Osons l'agriculture bio : c'est le message que cherche à faire passer auprès des candidats à l'élection présidentielle, la Fédération nationale de l'agriculture (Fnab), Terre de lien et Bio Consom'acteurs. Ces 3 associations invitent les citoyens à signer une pétition en ligne.
DOSSIER SPECIAL

" Nous, producteurs, consommateurs et citoyens, parce que nous considérons que l'agriculture bio est écologiquement, socialement et économiquement, une des solutions prioritaires pour l'avenir, nous demandons aux candidats à l'élection présidentielle de 2012 de s'engager à soutenir avec force le développement de la bio par des mesures financières, fiscales et d'accompagnements techniques " déclare le collectif.

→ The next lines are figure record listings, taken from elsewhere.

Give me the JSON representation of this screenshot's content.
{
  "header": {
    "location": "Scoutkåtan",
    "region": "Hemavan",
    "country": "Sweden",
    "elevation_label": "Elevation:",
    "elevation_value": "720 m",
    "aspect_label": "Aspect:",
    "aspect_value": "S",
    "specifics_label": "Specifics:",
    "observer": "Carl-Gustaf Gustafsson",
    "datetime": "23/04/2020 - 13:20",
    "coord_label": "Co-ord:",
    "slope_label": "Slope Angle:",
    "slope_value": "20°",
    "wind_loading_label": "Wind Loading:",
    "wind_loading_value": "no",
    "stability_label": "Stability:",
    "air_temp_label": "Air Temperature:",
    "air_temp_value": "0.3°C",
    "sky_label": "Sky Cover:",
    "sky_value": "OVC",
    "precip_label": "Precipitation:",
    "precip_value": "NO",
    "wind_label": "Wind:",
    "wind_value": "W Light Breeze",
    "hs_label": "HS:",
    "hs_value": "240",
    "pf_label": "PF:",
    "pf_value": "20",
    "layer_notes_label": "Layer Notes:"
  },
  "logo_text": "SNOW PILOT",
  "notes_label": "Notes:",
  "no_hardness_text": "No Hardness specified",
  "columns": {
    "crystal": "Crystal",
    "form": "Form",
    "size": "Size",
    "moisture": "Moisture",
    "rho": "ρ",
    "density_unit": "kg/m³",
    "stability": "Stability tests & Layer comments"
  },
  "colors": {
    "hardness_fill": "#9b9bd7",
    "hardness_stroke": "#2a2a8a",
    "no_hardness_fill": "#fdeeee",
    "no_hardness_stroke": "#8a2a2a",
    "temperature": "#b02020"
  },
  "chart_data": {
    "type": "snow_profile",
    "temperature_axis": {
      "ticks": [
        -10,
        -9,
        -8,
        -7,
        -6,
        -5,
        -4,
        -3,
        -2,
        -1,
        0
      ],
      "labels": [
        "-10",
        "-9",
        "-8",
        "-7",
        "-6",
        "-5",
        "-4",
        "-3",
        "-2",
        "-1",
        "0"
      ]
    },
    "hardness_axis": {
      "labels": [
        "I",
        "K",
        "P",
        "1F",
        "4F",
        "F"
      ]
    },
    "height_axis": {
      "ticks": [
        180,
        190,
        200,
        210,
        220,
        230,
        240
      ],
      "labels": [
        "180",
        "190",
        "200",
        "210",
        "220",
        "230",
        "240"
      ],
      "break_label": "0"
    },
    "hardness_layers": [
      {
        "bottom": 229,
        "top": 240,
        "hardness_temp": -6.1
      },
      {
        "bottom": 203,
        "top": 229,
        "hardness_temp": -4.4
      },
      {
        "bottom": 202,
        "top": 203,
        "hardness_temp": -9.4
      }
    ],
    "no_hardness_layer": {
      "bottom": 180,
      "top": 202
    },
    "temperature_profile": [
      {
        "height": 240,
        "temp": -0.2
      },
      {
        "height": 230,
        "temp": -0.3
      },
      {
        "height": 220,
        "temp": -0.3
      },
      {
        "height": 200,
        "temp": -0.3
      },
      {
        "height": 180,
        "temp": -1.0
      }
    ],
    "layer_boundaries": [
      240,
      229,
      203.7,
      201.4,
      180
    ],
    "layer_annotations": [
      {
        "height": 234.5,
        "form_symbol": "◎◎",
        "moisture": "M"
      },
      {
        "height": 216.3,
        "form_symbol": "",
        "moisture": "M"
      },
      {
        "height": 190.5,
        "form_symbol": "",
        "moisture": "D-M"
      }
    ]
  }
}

Résultats insuffisants en agriculture bio

Alors que le Grenelle de l'environnement fixe clairement un objectif de 6% de la surface agricole utile (SAU) en bio pour 2012 et 20% en 2020, "Osons la bio" déplore que ces objectifs ne soient pas atteints.

Le collectif part en effet d'un " constat amer ", celui d'un pourcentage insuffisant en part de bio de la surface cultivée française : seulement 3 %, ce qui place la France au vingt-deuxième rang européen !

" En dépit d'objectifs publics ambitieux, moins de 2 % des ingrédients dans la restauration scolaire publique sont bio " rappelle le collectif. Enfin, " la France reste le premier consommateur européen de pesticides (+2 % depuis 2008) condamnée par l'Europe régulièrement pour non respect des directives environnementales (qualité de l'eau, algues vertes, etc.) ".

Objectif 20 % de terres bio en 2020

Le collectif se prononce donc en faveur d'un " soutien accru à l'installation et la conversion en bio des agriculteurs (accès au foncier, formations, investissements dans la recherche publique en bio et dans la structuration de filières 100 % bio). " Pour une bio locale accessible à tous, les associations membres d' "Osons la bio !" ont fait 20 propositions à concrétiser au travers d'un " plan national pour l'alimentation locale, bio et solidaire ". Parmi elles : le relèvement de la TVA sur les pesticides (actuellement 5,5 %) et la suppression des fonds publics pour les technologies OGM en agriculture.
Le but est ainsi d'obtenir 20 % de terres cultivés en bio d'ici 2020 et un minimum 20 % d'ingrédients bio à tous les menus dans la restauration scolaire publique

Parce que " la bio n'est pas seulement un système de production respectueux de l'environnement, mais également un modèle d'agriculture efficace économiquement et socialement ", le citoyen peut inciter les politiques publiques à porter davantage cette méthode agricole exemplaire en signant tout de suite la pétition.